A dull roar erupted from beneath the surface of the river. Ó Deághaidh lurched to his feet. The waters of the Cetinje were churning about, sending up gouts of spray. Then, rising up from the depths, a bubble of air broke free. With dismay, he saw it was expanding as fast as it rose. All the fields and trees beyond took on a strange distorted appearance, as though he were viewing them through a magnifying glass. He spun around and …

… the ground vanished beneath his feet. He was plummeting through a choking darkness, arms flailing but there was nothing to catch hold of, though he could still feel the cold texture of the stable’s latch pressed into his skin. He screamed, screamed until his throat closed in pain …

“Aidrean.”

Warm hands enclosed his. He turned his head and caught the scent of sandalwood. The ordinary world dropped away and he had the sensation of drowning in a dark, still pool of water. He tried to speak, but found his mouth would not obey his commands.

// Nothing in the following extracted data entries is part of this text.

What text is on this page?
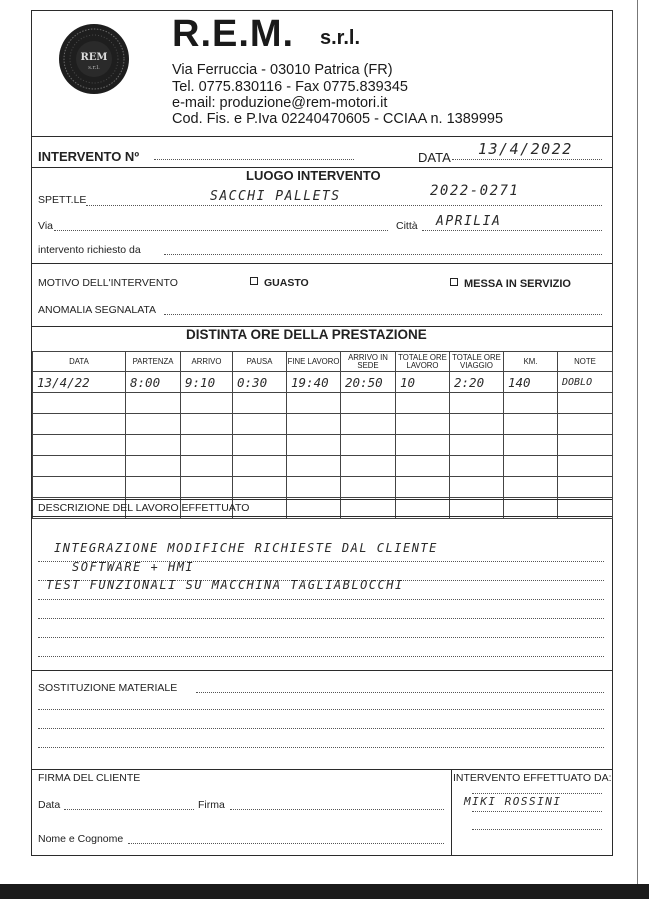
REM
s.r.l.
R.E.M. s.r.l.
Via Ferruccia - 03010 Patrica (FR)
Tel. 0775.830116 - Fax 0775.839345
e-mail: produzione@rem-motori.it
Cod. Fis. e P.Iva 02240470605 - CCIAA n. 1389995
INTERVENTO Nº	DATA 13/4/2022
LUOGO INTERVENTO
SPETT.LE	SACCHI PALLETS	2022-0271
Via	Città APRILIA
intervento richiesto da
MOTIVO DELL'INTERVENTO	GUASTO	MESSA IN SERVIZIO
ANOMALIA SEGNALATA
DISTINTA ORE DELLA PRESTAZIONE
DATA	PARTENZA	ARRIVO	PAUSA	FINE LAVORO	ARRIVO IN SEDE	TOTALE ORE LAVORO	TOTALE ORE VIAGGIO	KM.	NOTE
13/4/22	8:00	9:10	0:30	19:40	20:50	10	2:20	140	DOBLO

DESCRIZIONE DEL LAVORO EFFETTUATO
INTEGRAZIONE MODIFICHE RICHIESTE DAL CLIENTE
SOFTWARE + HMI
TEST FUNZIONALI SU MACCHINA TAGLIABLOCCHI
SOSTITUZIONE MATERIALE
FIRMA DEL CLIENTE
Data	Firma
Nome e Cognome
INTERVENTO EFFETTUATO DA:
MIKI ROSSINI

“Aidrean, can you hear me?”

… the images faded and so with it the panic. He stood in a pitch-black void, made darker still by the sparks cascading all around. Soft scraps pattered over his face. It was a rainfall of paper, yellowed fragments burnt around the edges, fine parchment and cheap newssheets with writing in the margin. As he walked through it, he recognized the handwriting as his, and realized these were from all the diaries he had written and destroyed. He was walking through the memories of all his different pasts. Even as he realized this, he felt a pang deep within, as his selves joined into one. Ah, but which one? Which future lay ahead?

* * *

“Commander Ó Deághaidh…”

He awoke in a room draped in white and green linens. The air smelled sharply of antiseptic, recalling another awakening, in a different hospital. A lassitude enveloped his body. His brain felt thick and unresponsive. With an effort, he turned his head and saw two figures hovering over him. One was like a shadow, thin and sharp and dressed in black. The other stood farther off—he could make out nothing but an impression of dark brown eyes and hair. The two conferred in low voices, then a door opened and shut. The scent of sandalwood lingered.

He struggled to sit up. A hand settled on his shoulder and pressed him back. “Lie still, Commander.”